Since its launching in 1983 by the Rebbe—Rabbi Menachem M. Schneerson, of righteous memory—the conference has brought together Chabad-Lubavitch emissaries for a weekend of inspiration, learning and fellowship. From an inaugural meeting of 65 emissaries, it has ballooned to one that annually sees nearly 6,000 emissaries and lay leaders from all 50 states and more than 100 countries gather in New York City. The annual event is both the largest rabbinical gathering in the world and the biggest sit-down dinner in the New York area.

The conference annually provides emissaries with workshops running the gamut of their concerns, provides a much-needed time to recharge and connect with other Chabad-Lubavitch emissaries, and enables them to share knowledge of how to better serve Jewish communities back at home. This gives the participants, especially those going back to far and isolated outposts, the sense that they are not alone.

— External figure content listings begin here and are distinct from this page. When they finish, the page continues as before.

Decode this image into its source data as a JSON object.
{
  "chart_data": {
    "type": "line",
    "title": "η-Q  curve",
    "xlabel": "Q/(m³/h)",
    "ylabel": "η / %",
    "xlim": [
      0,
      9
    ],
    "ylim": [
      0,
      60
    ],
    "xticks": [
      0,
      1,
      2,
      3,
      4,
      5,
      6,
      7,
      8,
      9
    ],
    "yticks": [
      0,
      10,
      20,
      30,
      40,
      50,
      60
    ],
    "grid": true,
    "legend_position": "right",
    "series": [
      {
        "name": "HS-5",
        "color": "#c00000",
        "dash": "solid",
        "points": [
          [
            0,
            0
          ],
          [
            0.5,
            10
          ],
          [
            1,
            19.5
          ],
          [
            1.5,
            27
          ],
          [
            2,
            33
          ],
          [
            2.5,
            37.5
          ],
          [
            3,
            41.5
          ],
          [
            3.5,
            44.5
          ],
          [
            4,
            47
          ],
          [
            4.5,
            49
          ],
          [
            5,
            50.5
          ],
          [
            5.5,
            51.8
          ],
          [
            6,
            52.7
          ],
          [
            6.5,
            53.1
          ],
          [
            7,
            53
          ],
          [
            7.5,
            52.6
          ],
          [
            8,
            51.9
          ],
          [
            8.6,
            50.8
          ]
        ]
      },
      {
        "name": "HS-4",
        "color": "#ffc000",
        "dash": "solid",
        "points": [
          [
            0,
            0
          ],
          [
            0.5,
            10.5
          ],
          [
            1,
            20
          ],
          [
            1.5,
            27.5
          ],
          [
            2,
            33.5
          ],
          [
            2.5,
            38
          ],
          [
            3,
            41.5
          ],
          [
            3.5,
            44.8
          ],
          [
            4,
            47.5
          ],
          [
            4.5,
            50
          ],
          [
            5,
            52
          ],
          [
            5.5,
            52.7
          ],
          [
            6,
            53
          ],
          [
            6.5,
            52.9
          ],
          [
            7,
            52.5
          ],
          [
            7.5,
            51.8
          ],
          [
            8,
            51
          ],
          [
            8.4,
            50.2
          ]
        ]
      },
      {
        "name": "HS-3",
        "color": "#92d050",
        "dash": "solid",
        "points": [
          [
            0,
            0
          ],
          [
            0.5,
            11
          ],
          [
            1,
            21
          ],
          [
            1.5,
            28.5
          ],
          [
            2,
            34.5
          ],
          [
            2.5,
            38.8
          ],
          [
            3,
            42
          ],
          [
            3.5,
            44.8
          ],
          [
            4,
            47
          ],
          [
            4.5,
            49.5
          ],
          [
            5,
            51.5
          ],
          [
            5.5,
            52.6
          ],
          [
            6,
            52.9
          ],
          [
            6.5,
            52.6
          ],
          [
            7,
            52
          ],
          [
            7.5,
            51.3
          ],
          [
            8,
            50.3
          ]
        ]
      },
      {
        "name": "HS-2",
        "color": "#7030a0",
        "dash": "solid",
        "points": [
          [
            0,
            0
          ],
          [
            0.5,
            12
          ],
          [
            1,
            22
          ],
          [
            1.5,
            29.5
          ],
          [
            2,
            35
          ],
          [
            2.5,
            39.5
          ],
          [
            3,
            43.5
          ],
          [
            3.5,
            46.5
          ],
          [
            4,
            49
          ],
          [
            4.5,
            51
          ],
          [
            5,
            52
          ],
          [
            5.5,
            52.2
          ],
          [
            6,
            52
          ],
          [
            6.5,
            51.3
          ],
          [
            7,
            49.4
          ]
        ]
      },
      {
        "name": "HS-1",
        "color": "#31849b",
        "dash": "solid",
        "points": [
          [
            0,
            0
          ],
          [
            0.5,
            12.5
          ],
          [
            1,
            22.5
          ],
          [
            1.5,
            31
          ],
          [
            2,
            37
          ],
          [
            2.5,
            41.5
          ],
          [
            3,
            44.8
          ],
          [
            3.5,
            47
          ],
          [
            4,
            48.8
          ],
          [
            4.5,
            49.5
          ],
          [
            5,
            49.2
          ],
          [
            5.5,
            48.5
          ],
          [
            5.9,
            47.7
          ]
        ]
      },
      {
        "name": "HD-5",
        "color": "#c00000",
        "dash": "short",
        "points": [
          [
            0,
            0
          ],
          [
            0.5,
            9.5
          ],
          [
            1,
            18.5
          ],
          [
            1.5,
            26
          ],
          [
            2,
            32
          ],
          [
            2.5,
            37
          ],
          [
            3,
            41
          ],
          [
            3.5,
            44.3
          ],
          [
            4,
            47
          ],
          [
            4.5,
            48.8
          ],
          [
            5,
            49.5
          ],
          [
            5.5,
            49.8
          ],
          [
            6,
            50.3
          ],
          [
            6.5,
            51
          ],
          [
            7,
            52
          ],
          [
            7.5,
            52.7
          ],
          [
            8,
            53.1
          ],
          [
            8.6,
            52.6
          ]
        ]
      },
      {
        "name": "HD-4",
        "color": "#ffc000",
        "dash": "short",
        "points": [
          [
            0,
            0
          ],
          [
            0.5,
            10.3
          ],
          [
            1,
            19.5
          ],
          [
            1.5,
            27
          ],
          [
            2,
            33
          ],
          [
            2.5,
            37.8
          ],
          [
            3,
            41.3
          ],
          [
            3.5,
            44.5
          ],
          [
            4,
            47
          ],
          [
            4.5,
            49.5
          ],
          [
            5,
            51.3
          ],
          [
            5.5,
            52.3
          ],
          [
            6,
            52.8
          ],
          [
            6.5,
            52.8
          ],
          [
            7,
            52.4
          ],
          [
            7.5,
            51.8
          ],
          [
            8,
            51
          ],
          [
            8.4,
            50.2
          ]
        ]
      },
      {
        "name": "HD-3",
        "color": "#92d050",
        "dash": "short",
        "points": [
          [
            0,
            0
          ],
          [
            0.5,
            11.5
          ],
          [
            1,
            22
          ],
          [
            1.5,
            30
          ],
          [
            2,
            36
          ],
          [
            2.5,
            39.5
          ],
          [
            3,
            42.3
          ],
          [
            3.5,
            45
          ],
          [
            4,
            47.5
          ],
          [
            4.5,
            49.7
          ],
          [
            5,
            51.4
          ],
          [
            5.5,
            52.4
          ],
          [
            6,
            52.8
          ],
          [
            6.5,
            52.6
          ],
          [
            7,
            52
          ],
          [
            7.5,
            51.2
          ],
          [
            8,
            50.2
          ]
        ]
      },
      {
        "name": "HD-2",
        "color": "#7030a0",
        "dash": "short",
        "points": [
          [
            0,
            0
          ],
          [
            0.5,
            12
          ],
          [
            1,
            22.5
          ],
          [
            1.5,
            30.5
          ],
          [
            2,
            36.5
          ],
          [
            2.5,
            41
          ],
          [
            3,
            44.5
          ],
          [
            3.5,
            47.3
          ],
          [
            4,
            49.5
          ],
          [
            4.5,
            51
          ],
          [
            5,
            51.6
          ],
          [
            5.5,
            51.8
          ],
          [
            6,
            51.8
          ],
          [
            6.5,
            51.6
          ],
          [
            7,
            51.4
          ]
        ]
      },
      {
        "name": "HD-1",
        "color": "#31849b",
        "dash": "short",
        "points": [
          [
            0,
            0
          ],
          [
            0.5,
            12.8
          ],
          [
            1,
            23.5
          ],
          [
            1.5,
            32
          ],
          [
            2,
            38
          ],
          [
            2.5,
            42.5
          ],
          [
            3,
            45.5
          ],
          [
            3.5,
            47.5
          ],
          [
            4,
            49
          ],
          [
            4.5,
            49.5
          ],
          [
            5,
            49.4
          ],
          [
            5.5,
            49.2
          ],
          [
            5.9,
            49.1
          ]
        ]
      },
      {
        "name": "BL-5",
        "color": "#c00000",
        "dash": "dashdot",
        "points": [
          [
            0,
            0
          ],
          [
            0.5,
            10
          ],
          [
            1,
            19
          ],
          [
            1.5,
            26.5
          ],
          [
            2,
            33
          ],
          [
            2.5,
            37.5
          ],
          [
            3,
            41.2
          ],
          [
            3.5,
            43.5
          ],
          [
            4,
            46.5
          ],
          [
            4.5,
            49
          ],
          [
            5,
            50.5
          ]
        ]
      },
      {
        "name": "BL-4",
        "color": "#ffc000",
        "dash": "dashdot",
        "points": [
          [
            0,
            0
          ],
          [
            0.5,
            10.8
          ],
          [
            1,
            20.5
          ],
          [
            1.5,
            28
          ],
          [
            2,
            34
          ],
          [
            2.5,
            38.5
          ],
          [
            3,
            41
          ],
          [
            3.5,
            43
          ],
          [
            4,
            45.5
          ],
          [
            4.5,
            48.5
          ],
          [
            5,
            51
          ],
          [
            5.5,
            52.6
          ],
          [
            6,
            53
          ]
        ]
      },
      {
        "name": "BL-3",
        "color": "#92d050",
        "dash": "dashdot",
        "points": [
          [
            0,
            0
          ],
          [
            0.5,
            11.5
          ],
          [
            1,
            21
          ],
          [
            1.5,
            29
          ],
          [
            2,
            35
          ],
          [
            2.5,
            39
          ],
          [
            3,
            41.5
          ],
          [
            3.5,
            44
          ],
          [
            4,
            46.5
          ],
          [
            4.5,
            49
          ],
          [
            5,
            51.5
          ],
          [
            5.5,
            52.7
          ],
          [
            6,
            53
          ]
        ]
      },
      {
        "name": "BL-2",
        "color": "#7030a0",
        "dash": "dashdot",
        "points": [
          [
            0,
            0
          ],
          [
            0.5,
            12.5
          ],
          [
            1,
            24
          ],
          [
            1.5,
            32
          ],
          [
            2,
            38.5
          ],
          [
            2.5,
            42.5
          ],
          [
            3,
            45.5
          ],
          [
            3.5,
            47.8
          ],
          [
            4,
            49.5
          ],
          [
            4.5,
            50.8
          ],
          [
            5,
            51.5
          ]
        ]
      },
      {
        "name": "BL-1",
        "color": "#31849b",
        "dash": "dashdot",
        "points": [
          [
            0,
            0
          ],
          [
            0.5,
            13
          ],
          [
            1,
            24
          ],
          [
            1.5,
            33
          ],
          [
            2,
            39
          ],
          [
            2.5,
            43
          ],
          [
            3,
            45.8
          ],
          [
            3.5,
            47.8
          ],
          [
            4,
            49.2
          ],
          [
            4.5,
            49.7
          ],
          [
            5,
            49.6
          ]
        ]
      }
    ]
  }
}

Each year, some aren’t able to make it to the conference, whether because of distance, financial or personal reasons. For those unable to make the trip, the organizers, headed by Rabbi Moshe Kotlarsky, vice chairman of Merkos L’Inyonei Chinuch—the educational arm of the Chabad-Lubavitch movement—has for the past number of years enabled an online broadcast on, which opened the convention to hundreds of thousands who watch at home as well as those emissaries who can’t make it to the convention, so that the inimitable sense of Jewish unity can be experienced regardless of physical location.

This year, no one will be able to make the trip. With a recent uptick in coronavirus cases making clear that any large gathering could be hazardous, the organizers, in consultation with medical professionals, made the decision that for the first time in its 37-year history, the Kinus will be an entirely virtual event—one that will be different in form, but identical in function.

A suite of workshops, addresses, vignettes and highlights from previous Kinus gatherings will take place virtually, culminating in a “Grand Event” that will stand in for the annual Grand Banquet.

The global melava malka will begin as Shabbat ends in Australia and New Zealand, and as time goes by, emissaries will join from Asia, Europe, Africa, and finally, the Americas.

The annual conference for men in November is one of two—the other, for Chabad-Lubavitch women emissaries is held in February, timed to coincide with the yahrtzeit (anniversary of passing) of the Rebbe’s wife, Rebbetzin Chaya Mushka Schneerson, of righteous memory (on 22 Shevat), whose concern for and interest in all shluchim was legendary. The most recent women’s convention was held in mid-February, a month before the coronavirus was detected in New York.

And when the world finally emerges from the pandemic, when gathering in person is once again safe, the organizers will plan a weekend when the shluchim will gather in New York, visit the resting place of the Rebbe and farbreng with their fellow emissaries and lay leaders.

Until then, they’ll do what they’ve been doing. They’ll draw upon extraordinary strength to guide their communities through these difficult times. They’ll care for every Jew with true Ahavat Yisrael. And they’ll encourage each other—virtually—to continue in their mission.